L’ufficializzazione della guerra dei dazi tra Cina e Stati Uniti, avvenuta il 5 gennaio 2025, segna un punto di svolta significativo per l’economia americana. Gli effetti si faranno sentire in vari ambiti, dai supermercati all’acquisto di tecnologia, fino ai costi per la difesa e alla transizione verso un’economia più verde. L’inflazione, che si profila all’orizzonte, sta già diventando un tema di preoccupazione per i cittadini americani. Sebbene la recessione possa sembrare un termine eccessivo per descrivere la situazione, è evidente che gli Stati Uniti devono prepararsi a una frenata economica, sia essa temporanea o duratura. La promessa di Donald Trump di risolvere le difficoltà economiche si scontra con un contesto di crescente incertezza, dove i mercati risentono della confusione generata dalle politiche commerciali e dai tagli alla spesa pubblica.

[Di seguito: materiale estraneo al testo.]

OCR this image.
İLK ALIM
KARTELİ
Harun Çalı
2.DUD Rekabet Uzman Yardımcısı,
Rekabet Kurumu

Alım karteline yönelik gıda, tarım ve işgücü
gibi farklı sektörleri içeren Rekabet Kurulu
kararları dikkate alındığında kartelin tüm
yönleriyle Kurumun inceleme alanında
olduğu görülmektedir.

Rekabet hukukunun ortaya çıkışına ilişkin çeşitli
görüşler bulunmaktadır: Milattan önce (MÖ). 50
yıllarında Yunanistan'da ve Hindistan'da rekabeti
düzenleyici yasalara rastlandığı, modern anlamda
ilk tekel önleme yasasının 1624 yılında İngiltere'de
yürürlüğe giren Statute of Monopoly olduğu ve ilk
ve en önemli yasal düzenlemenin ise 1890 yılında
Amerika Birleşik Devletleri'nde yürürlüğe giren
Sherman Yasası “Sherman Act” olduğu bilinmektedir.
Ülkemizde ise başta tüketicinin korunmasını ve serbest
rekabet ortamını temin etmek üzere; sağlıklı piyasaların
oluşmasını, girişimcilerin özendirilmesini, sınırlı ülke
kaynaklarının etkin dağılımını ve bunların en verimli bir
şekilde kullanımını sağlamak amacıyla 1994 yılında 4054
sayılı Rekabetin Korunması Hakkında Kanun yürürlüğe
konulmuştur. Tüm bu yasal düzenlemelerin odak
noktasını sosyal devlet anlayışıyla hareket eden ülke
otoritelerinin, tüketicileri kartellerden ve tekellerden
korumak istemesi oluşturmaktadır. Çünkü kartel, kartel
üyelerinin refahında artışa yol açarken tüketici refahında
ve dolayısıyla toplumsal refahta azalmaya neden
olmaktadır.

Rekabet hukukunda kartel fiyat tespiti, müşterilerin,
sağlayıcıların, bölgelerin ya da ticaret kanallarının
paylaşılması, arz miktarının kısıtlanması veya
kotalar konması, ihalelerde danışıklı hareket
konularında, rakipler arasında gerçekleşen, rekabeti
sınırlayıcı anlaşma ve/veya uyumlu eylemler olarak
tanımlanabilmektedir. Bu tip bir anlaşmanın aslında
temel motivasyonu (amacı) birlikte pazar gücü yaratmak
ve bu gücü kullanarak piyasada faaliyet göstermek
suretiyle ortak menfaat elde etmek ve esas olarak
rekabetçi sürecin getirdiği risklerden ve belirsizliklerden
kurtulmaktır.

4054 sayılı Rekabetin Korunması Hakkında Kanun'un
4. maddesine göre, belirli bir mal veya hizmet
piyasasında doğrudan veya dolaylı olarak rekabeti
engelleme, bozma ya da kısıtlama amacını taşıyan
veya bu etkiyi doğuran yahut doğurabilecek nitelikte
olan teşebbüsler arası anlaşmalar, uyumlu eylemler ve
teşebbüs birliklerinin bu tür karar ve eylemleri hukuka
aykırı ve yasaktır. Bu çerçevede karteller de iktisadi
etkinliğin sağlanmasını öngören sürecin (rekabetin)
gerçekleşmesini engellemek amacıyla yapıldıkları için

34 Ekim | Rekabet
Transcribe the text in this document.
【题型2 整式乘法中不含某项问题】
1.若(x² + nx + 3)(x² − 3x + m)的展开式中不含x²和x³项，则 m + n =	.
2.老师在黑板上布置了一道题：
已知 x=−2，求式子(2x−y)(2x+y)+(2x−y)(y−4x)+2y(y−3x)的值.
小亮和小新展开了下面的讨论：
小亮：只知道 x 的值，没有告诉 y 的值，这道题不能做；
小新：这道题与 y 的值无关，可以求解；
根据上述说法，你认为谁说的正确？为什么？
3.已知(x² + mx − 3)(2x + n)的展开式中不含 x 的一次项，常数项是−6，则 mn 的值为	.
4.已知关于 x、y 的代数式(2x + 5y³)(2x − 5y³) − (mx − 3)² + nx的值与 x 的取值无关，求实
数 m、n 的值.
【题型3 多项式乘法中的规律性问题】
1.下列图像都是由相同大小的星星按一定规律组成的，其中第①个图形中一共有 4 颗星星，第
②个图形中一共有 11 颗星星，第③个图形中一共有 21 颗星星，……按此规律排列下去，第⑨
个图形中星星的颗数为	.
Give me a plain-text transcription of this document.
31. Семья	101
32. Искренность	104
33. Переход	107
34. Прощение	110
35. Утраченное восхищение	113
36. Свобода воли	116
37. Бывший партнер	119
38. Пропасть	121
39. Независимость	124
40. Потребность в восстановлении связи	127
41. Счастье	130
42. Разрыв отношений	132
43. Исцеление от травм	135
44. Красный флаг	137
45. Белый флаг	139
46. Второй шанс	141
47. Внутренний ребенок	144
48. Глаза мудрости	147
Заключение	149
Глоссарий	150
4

L’affermazione “no pain, no gain” è diventata un mantra tra i collaboratori di Trump, che sperano di rassicurare gli investitori preoccupati. Ma la domanda che aleggia nelle sale operative è se arriverà la cosiddetta “Trump put”, una sorta di intervento che potrebbe sostenere i mercati e invertire la rotta negativa. Durante il primo mandato di Trump, un calo del 10% degli indici azionari aveva innescato risposte rapide. Ora, la situazione è diversa e il termometro dei mercati è considerato un indicatore cruciale del successo politico di Trump.
L’indice S&P 500, che rappresenta il mercato azionario statunitense, mostra che solo il 59% dei ricavi proviene da aziende americane, mentre oltre il 40% deriva da mercati esteri. A poco più di un mese dall’insediamento di Trump, il bilancio della sua agenda economica è già in rosso. Dall’inizio dell’anno, l’oro si è confermato come l’asset class più performante, mentre il mercato azionario ha stentato a mantenere la parità, superato da Europa e Cina. Le criptovalute, tanto sostenute dal presidente, hanno visto un calo del 25%, mentre gli investitori sperano in un intervento della Riserva strategica nazionale.
Negli ultimi mesi, l’S&P 500 ha registrato una perdita del 5% dai massimi storici, mentre il Nasdaq ha subito un calo di oltre il 7%. Tuttavia, la volatilità è stata molto più accentuata in alcuni settori. Le vendite dei cosiddetti “Magnifici 7”, titoli beneficiari dell’intelligenza artificiale, hanno subito una correzione tra il 20% e il 30%, influenzata da preoccupazioni riguardo a un rallentamento della domanda. A questo si aggiungono timori di recessione e un calo del PIL, con il sentiment degli investitori in declino.
I segnali di un rallentamento economico sono evidenti, come dimostra il calo della fiducia dei consumatori, il più significativo degli ultimi quattro anni, e le difficoltà del mercato immobiliare. Il modello previsionale del PIL della Fed di Atlanta ha mostrato uno dei cambiamenti più bruschi degli ultimi anni, passando al segno meno.
La cautela degli investitori si riflette anche nei rendimenti dei Treasury, scesi dal 5% di gennaio al 4,2%. Questo rappresenta un risultato modesto per il presidente, che ha enfatizzato la sua capacità di controllare inflazione e tassi di interesse. Sorprendentemente, il mercato prevede ora quasi tre tagli dei tassi da parte della Fed entro la fine dell’anno, mentre a gennaio si ipotizzavano aumenti. Sarà interessante osservare se tali cambiamenti influenzeranno il mercato del lavoro.
Le fluttuazioni sui titoli più detenuti dai risparmiatori e sulle criptovalute potrebbero avere ripercussioni significative sul “wealth effect”, ovvero la percezione della ricchezza, che a sua volta può influenzare il comportamento di spesa dei consumatori. Con l’economia americana che affronta sfide importanti, le risposte politiche e le dinamiche di mercato saranno cruciali nei prossimi mesi.